Gáspár’s gaze lowers, torchlight leaving his eye. For a long moment there is only the sound of water dripping from the mold-slick walls, and, more distantly, another prisoner’s chains rattling. Bastioned inside my wolf cloak, I wrap my arms around myself, like there is something that needs to be held from breaking apart, or breaking out.
“I’m sorry,” Gáspár says finally. And it is his refusal, this smallest of betrayals, that hurts worse than anything.
He sweeps out of the dungeon, his suba gathering a patchwork of shadow and light, leaving me alone.

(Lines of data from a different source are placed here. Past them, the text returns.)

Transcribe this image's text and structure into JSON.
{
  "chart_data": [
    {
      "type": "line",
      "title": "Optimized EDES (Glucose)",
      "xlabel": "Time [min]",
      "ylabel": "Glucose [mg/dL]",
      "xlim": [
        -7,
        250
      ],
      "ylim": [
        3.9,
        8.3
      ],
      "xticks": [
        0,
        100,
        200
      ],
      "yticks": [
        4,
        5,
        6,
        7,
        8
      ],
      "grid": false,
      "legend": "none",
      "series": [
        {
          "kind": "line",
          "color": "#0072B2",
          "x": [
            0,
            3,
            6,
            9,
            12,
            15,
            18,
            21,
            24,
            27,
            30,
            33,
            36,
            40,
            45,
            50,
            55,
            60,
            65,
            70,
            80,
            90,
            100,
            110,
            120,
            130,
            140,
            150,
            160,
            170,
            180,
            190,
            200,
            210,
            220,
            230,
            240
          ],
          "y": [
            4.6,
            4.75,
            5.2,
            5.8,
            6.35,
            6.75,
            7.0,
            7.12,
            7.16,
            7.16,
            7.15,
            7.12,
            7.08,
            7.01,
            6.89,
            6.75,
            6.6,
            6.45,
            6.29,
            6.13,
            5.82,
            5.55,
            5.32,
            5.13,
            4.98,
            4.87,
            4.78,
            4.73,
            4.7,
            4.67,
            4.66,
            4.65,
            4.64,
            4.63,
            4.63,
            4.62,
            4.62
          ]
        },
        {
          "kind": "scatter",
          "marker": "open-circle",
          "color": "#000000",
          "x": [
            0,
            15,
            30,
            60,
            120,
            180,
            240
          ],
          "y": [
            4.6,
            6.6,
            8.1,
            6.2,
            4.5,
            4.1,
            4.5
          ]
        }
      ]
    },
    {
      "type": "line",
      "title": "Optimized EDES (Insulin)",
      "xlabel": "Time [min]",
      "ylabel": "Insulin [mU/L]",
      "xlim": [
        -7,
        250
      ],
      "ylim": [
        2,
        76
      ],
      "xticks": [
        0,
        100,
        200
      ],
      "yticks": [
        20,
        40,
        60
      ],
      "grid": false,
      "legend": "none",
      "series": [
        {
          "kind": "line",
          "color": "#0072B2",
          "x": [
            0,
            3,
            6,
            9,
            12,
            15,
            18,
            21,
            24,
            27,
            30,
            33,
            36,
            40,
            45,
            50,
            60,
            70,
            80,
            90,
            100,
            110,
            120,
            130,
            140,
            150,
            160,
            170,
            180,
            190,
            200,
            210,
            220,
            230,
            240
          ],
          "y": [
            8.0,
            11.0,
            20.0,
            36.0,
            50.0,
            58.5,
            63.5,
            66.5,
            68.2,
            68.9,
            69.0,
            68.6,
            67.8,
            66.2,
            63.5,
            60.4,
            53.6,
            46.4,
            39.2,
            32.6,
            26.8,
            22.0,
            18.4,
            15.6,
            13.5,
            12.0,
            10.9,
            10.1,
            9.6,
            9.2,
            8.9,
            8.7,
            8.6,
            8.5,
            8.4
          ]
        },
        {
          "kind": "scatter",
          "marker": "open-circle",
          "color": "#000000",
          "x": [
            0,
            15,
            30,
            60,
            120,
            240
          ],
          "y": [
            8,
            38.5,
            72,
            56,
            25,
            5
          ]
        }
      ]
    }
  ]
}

I can’t tell how many hours have passed when another Woodsman comes for me, but I have already resigned myself to dying. He’s the same Woodsman from the courtyard, with a bald head like a bruised peach and a mangled, half-missing nose. Beside him is a slip of a girl, shaking and thin as an icicle, laureled in her homespun servant’s clothes. She stares at me meekly over the rim of a bucket, her halved face like a white moon rising.
“You’re the worst I’ve seen yet,” the Woodsman says.
I don’t know if by worst he means ugliest, or if by worst he means filthiest, or if by worst he means wickedest, or if perhaps it is all three. I scarcely have the energy to curl my lip at him.
“Lajos, don’t rile her,” the serving girl protests. I can tell she is not concerned with wounding my feelings, merely afraid that I will lash out at her in my rage. I can hardly blame her for that: I must look worse than I smell, and I feel like something chained and hunted and hungry.
“Wolf-girls aren’t capable of being hurt, Riika,” chides the Woodsman. “They’re soulless things, no gentler or wiser than the animals they wear.”
But Riika is still staring at me wide-eyed. She has a Northerner’s name and a Northerner’s blanched complexion, as pale as a peeled apple. It’s a long way from here to Kaleva, and I feel sorry for her in spite of myself—mostly sorry that she has been given the unfortunate task of wrangling me.
“It’s a waste of water to wash her,” Lajos says. “But it would be a great insult to the king, to present her to him in such a state.”
I consider wounding him, killing him, but it’s a fleeting thought. It won’t help me escape, and it will only prove how loathsome I am to those who already loathe me. I sit still and silent in my cell as Lajos flings open the door and Riika approaches me with no more bravery than a skittish wood mouse. I can almost see whiskers twitching.
“Please,” she squeaks out. “He’ll be furious if you don’t . . .”
She sets the bucket in front of me and then scuttles behind Lajos’s back. I dip my hands in, watching motes of dirt flake off my fingers and drift through the water like dead flies. The water is cold enough to sting, but I scrub my cheeks and my nose and even the grime caked behind my ears. Why not die with a pink, shining face?
Did my mother have a chance to clean her face before they killed her?
There’s a bone-toothed comb for my tangled hair and a new tunic made of bristly wool that I know will be too small and too tight, so I shake my head. Riika chews her lip and looks like she might weep, so I put it on anyway, blinking numbly as a seam splits up my thigh.
“You don’t look like a monster,” she whispers, almost to herself.
I think about how many times I woke, sweating and screaming, from nightmares about Woodsmen with gleaming sharp teeth and claws beneath their black gloves, and wonder if good Patritian girls like Riika have dreams about wolf-girls eating them.
“Let’s go,” Lajos says shortly, prodding me with the blunt edge of his ax.
This time, no one pulls a hood over my eyes as Lajos leads me barefooted out of the dungeon. We turn down long hallways that curve as wickedly as viper tongues. Small square windows wink star-glutted light—in the time I’ve spent in the dungeon, evening has withered into night. Finally, an arched doorway opens like a scowling mouth, bearing us into the Great Hall.
Feasting tables have already been laid out with cooked swans, their necks curling like white-gloved hands and their beaks still intact; a whole roast boar gumming a green apple, its side split open to reveal a stuffing of dried cherries and link sausages; two enormous pies molded to resemble twin crowns; bowls of red-currant soup the color of a lake at sunrise. Gáspár was right—there’s no peasant fare here.
The Patritian guests rise as I enter, whispering like a sibilant tide. The women all have their hair covered, in headscarves or rheumy veils or silly boxed hats, and each man wears a silk dolman, cinched at the waist with a woven belt of red. The men in Keszi wear the same embroidered belts to ward off demons from the forest, who confuse the red with blood and think their would-be victims already dead, and I want to laugh seeing these pious Patritian men wearing them, too, until I realize I am the evil thing they are trying to keep at bay.